The male-female ratio between 2008 and 2011 was 51:49. Two percent of these deaths involved patients aged 20 to 39 years; 21.5% were aged 40 to 59 years: 51.5% were aged 60 to 79 years; and 25% were aged 80 years or older.

Sodium thiopental, a barbiturate, was the life-ending drug used in the vast majority of cases, the authors reported.

Under the law, a request for euthanasia must be made in writing by an adult or emancipated minor who is legally competent and conscious and who is in untreatable and unbearable suffering with no prospect of improvement.

The request must be confirmed by two physicians. If the patient is not expected to die in the near future, advice is required from a third physician who is a psychiatrist or medical specialist in the patient's disorder. The physicians and patient must all conclude that there is no reasonable alternative remaining to relieve the patient's suffering.

Opponents of the law argued during its deliberation that the primary purpose of psychiatric care should be the prevention of suicide, but the opposing argument that the suffering of psychiatric patients is as "unbearable" as the suffering of patients with other medical conditions prevailed.

"A Bridge Too Far"

According to medical ethicist Kenneth W. Goodman, PhD, professor and director of the Institute for Bioethics and Health Policy at the University of Miami Miller School of Medicine, in Florida, the findings underscore some of the troubling aspects of including psychiatric illness as a reason for euthanasia.

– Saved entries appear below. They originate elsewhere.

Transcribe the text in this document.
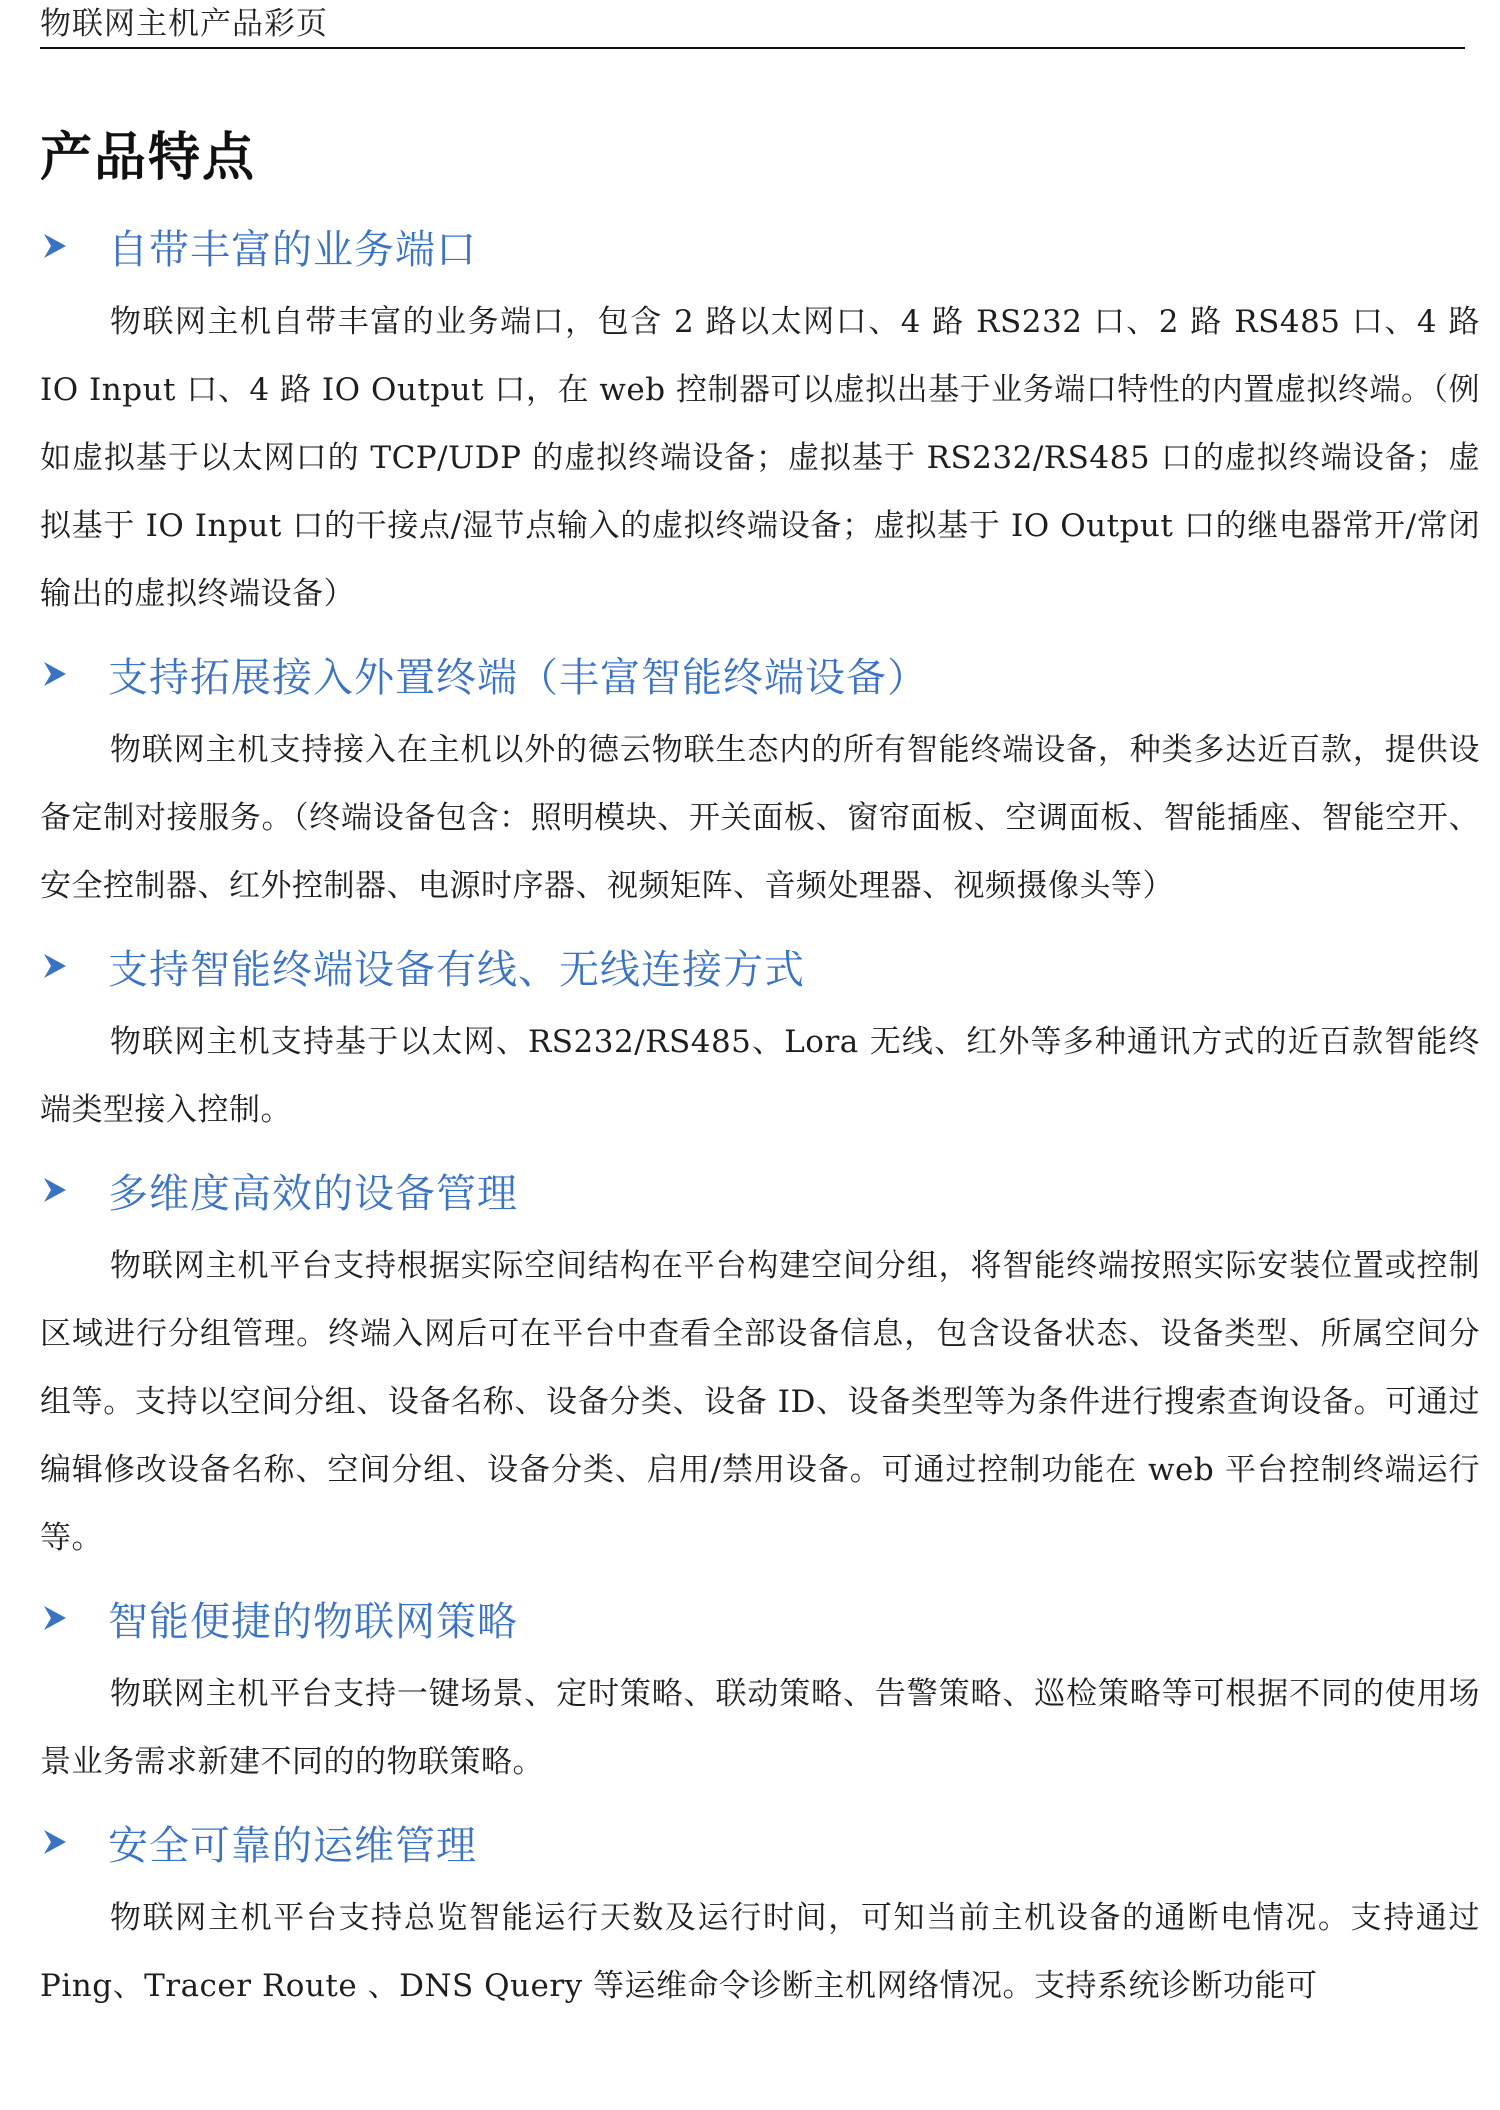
物联网主机产品彩页
产品特点
自带丰富的业务端口

物联网主机自带丰富的业务端口，包含 2 路以太网口、4 路 RS232 口、2 路 RS485 口、4 路 IO Input 口、4 路 IO Output 口，在 web 控制器可以虚拟出基于业务端口特性的内置虚拟终端。（例如虚拟基于以太网口的 TCP/UDP 的虚拟终端设备；虚拟基于 RS232/RS485 口的虚拟终端设备；虚拟基于 IO Input 口的干接点/湿节点输入的虚拟终端设备；虚拟基于 IO Output 口的继电器常开/常闭输出的虚拟终端设备）

支持拓展接入外置终端（丰富智能终端设备）

物联网主机支持接入在主机以外的德云物联生态内的所有智能终端设备，种类多达近百款，提供设备定制对接服务。（终端设备包含：照明模块、开关面板、窗帘面板、空调面板、智能插座、智能空开、安全控制器、红外控制器、电源时序器、视频矩阵、音频处理器、视频摄像头等）

支持智能终端设备有线、无线连接方式

物联网主机支持基于以太网、RS232/RS485、Lora 无线、红外等多种通讯方式的近百款智能终端类型接入控制。

多维度高效的设备管理

物联网主机平台支持根据实际空间结构在平台构建空间分组，将智能终端按照实际安装位置或控制区域进行分组管理。终端入网后可在平台中查看全部设备信息，包含设备状态、设备类型、所属空间分组等。支持以空间分组、设备名称、设备分类、设备 ID、设备类型等为条件进行搜索查询设备。可通过编辑修改设备名称、空间分组、设备分类、启用/禁用设备。可通过控制功能在 web 平台控制终端运行等。

智能便捷的物联网策略

物联网主机平台支持一键场景、定时策略、联动策略、告警策略、巡检策略等可根据不同的使用场景业务需求新建不同的的物联策略。

安全可靠的运维管理

物联网主机平台支持总览智能运行天数及运行时间，可知当前主机设备的通断电情况。支持通过 Ping、Tracer Route 、DNS Query 等运维命令诊断主机网络情况。支持系统诊断功能可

"What this study makes clear is the need for more research on the question whether a terminal illness should be a precondition for euthanasia or, as in Oregon, physician-assisted suicide," he told Medscape Medical News.

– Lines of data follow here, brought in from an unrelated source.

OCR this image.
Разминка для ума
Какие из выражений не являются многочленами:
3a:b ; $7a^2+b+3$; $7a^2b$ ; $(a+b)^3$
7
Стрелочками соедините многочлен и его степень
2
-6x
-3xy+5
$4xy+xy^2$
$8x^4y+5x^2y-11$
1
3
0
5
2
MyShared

"Although psychological pain can hurt just as much as physical pain, my fear is that the planned death of psychiatric patients represents a failure of treatment; perhaps more or better treatment would work."

The suggestion of patients being deemed to have "no further prospect of improvement" runs the serious risk of drawing a conclusion too quickly, he said.

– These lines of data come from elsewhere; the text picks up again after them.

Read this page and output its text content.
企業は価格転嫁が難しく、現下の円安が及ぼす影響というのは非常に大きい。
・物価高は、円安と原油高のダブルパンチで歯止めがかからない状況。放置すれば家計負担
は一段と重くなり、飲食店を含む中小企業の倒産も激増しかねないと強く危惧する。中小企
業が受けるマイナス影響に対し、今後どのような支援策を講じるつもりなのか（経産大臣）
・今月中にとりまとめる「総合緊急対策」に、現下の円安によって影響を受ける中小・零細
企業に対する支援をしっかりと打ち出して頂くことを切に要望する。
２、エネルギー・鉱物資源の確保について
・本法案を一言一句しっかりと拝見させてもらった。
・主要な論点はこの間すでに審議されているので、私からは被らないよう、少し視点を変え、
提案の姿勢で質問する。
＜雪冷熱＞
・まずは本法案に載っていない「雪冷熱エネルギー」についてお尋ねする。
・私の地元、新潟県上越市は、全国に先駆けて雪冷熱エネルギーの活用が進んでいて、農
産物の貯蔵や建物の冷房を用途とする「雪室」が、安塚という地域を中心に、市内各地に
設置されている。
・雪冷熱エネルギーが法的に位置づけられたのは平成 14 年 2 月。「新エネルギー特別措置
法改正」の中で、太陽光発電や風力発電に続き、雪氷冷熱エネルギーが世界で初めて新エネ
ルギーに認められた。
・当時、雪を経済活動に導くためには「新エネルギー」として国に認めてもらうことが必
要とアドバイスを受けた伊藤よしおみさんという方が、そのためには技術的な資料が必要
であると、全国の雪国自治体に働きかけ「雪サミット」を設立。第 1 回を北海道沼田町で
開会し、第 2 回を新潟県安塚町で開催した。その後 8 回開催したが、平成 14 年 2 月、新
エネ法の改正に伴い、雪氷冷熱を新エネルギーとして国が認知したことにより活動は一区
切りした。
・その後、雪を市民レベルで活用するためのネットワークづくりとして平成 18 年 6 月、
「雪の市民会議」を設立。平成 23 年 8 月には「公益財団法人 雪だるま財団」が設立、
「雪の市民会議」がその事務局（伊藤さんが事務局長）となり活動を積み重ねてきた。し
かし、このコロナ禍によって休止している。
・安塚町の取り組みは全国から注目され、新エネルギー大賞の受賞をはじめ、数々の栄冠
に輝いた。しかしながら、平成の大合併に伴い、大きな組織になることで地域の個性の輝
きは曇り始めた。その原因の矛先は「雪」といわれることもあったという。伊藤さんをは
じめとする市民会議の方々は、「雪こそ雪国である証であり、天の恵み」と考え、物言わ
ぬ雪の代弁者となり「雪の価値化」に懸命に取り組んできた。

"When the stakes are this high, this is not something you get to be wrong about."

Although Dr Goodman says Belgian physicians are correct in recognizing the debilitating severity of mental suffering, the idea of mental health issues as a reason for physician-assisted suicide is "a bridge too far for the United States."

"The main reason for this is likely that we still have not recognized either the scope of mental pain or, for that matter, many other needs of psychiatric patients."

"Look ― we still have to fight for adequate coverage of behavioral conditions in ordinary health plans. Until we sort that out, we will not get it right about mental pain and suffering."

Dr Thienpont is cofounder of Ulteam, a clinic established to assist patients who are considering euthanasia. Dr Goodman has disclosed no relevant financial relationships.